Никто не шелохнулся, наступила глубокая тишина. Послышались торопливые шаги. Наш обер-лейтенант подбежал, отдал честь и отрапортовал.

Полковник напустился на него:

«Ну и сброд тут у вас, господин обер-лейтенант! Разве до вас не дошел приказ, запрещающий курение?»

«Так точно, дошел, господин полковник!»

«Почему же ваши люди курят? Вы что, не умеете поддержать порядок в части? Самое печальное, что этот трусливый негодяй даже не признался! Ну и солдат, черт бы его драл!»

Наш обер-лейтенант был человек суровый и неприступный. Его мы боялись больше всех на свете, даже больше полковника. Он никогда не выходил из себя; в ярости он понижал голос и говорил тихо и мягко, как девушка. Но в такие минуты мы боялись его еще пуще, может, потому, что тогда в нем уже не чувствовалось ничего человеческого. Вот и теперь он заговорил своим коварно обволакивающим голосом:

«Кто курил, пусть выйдет вперед!»

Само собой разумеется, что теперь и подавно никто не посмел проронить ни слова. Он подошел к нам вплотную и еще раз протянул:

«Кто-о?»

Его голос чуть не замирал от нежности.

Полковник, вероятно, понял, что положение создалось напряженное. Он заорал:

«Господин обер-лейтенант, завтра пришлите ко мне виновного, понятно? Мне надо сказать ему два слова!» — И ускакал в темноту.

Обер-лейтенант еще раза два безуспешно повторил свой вопрос. Потом приказал нам взять рюкзаки и построиться в две шеренги. И тут начался ад! «Лечь! Встать! Бегом! Равнение! На колено! Лечь! Встать! Лечь! Встать!» И так добрых полчаса. Пот струился по нашим лицам, одежда липла к телу. Несколько человек споткнулись и, упав, больше не поднялись.

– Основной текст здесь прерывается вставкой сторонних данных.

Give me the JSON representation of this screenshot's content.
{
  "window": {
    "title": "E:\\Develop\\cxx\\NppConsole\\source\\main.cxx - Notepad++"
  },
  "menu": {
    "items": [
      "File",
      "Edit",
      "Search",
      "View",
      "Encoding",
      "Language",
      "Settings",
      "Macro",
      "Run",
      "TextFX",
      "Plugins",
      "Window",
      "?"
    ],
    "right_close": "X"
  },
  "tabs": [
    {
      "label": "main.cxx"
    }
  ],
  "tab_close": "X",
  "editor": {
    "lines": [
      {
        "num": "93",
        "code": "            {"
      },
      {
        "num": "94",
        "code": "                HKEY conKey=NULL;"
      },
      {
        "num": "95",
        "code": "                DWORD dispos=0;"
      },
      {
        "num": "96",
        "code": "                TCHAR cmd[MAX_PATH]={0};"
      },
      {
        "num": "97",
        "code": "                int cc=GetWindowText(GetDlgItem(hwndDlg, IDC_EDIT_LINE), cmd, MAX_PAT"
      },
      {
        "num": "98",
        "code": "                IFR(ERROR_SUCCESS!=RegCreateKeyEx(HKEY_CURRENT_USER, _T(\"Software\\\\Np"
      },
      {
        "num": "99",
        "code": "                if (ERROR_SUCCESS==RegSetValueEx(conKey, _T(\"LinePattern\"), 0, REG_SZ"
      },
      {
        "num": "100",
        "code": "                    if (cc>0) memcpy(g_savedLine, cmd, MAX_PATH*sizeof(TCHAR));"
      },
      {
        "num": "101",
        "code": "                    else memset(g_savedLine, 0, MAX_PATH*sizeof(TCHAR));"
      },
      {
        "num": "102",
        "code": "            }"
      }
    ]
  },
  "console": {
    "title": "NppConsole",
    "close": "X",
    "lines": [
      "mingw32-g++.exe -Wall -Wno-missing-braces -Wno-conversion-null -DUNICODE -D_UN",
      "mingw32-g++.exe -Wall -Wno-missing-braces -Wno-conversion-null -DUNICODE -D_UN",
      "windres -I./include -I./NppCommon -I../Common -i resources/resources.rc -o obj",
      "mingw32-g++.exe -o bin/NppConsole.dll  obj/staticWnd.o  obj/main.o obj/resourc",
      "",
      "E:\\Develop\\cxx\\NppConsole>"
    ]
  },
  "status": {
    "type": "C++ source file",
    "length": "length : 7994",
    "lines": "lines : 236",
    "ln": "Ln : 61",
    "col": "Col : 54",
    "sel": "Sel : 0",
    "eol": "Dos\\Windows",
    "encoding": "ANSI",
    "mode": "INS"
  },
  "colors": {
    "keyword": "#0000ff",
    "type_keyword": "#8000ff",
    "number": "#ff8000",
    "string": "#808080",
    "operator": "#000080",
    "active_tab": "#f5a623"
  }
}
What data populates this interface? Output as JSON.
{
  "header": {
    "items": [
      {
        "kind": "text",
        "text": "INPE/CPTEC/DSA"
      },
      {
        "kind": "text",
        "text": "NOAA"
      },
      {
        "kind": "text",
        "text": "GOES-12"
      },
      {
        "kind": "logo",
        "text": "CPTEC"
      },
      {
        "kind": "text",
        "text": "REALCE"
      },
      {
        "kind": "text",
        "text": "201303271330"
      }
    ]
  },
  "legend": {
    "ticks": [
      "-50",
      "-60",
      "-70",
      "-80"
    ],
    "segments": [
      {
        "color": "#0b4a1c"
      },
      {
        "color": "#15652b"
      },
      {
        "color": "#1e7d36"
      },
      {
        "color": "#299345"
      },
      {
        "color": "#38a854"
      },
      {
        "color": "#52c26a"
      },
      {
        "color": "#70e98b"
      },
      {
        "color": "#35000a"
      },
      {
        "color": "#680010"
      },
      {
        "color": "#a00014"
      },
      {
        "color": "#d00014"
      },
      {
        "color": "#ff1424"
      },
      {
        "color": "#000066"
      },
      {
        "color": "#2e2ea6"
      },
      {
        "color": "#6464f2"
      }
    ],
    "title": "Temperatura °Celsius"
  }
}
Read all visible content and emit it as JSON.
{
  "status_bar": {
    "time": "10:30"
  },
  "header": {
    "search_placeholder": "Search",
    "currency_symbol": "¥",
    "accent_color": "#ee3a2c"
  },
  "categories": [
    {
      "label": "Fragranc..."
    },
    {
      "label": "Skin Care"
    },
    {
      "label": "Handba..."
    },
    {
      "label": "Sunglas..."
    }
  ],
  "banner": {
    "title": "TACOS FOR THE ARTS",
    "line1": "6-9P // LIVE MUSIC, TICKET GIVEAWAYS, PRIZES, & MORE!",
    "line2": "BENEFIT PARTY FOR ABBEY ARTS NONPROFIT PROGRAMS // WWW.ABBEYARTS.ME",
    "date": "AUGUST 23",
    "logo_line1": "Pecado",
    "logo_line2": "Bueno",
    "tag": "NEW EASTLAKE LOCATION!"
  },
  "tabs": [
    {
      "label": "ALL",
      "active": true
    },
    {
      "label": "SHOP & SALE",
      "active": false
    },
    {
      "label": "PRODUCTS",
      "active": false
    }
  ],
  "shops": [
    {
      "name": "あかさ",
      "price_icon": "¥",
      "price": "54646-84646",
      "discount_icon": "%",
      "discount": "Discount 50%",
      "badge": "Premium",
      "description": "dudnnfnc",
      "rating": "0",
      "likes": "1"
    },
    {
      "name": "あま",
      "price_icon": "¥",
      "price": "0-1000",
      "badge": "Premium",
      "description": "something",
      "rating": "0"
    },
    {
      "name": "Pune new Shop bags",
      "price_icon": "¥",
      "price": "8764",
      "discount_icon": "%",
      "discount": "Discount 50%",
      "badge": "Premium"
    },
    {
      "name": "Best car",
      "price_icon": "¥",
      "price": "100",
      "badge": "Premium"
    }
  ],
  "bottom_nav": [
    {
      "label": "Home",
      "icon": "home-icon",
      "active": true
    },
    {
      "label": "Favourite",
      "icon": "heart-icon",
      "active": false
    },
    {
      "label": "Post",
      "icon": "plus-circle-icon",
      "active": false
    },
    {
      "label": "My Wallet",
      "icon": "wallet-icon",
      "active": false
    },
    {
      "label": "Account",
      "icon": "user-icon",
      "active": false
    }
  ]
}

Мы разодрали себе руки, у многих из носа и рта текла кровь, так как они при команде «бегом» натыкались на ранцы бежавших впереди.

Через полчаса обер-лейтенант снова приказал нам построиться.

«Неужели и сейчас еще никто не знает, кто курил?»

Все молчали, и слышно было только тяжелое дыхание рекрутов да чья-то брань сквозь зубы.

«Тогда продолжим!» — любезным тоном сообщил обер-лейтенант.

Наш взводный подошел и тихо заговорил с ним.

«Нет, господин лейтенант, — воскликнул командир, — я буду продолжать хоть до утра. Остаток пути люди проделают бегом».

Тогда я вполголоса, но так, что мои соседи расслышали, прошептал:

«Я скажу, что это я!»

Никто не отозвался, но я почувствовал, что товарищи взглядами благодарят меня.

Когда я дошел в рассказе до этого места, мать на мгновение оставила работу, повернулась ко мне и сказала:

— Да, ты такой! Всегда за других, всегда за других! Вот ты какой у меня!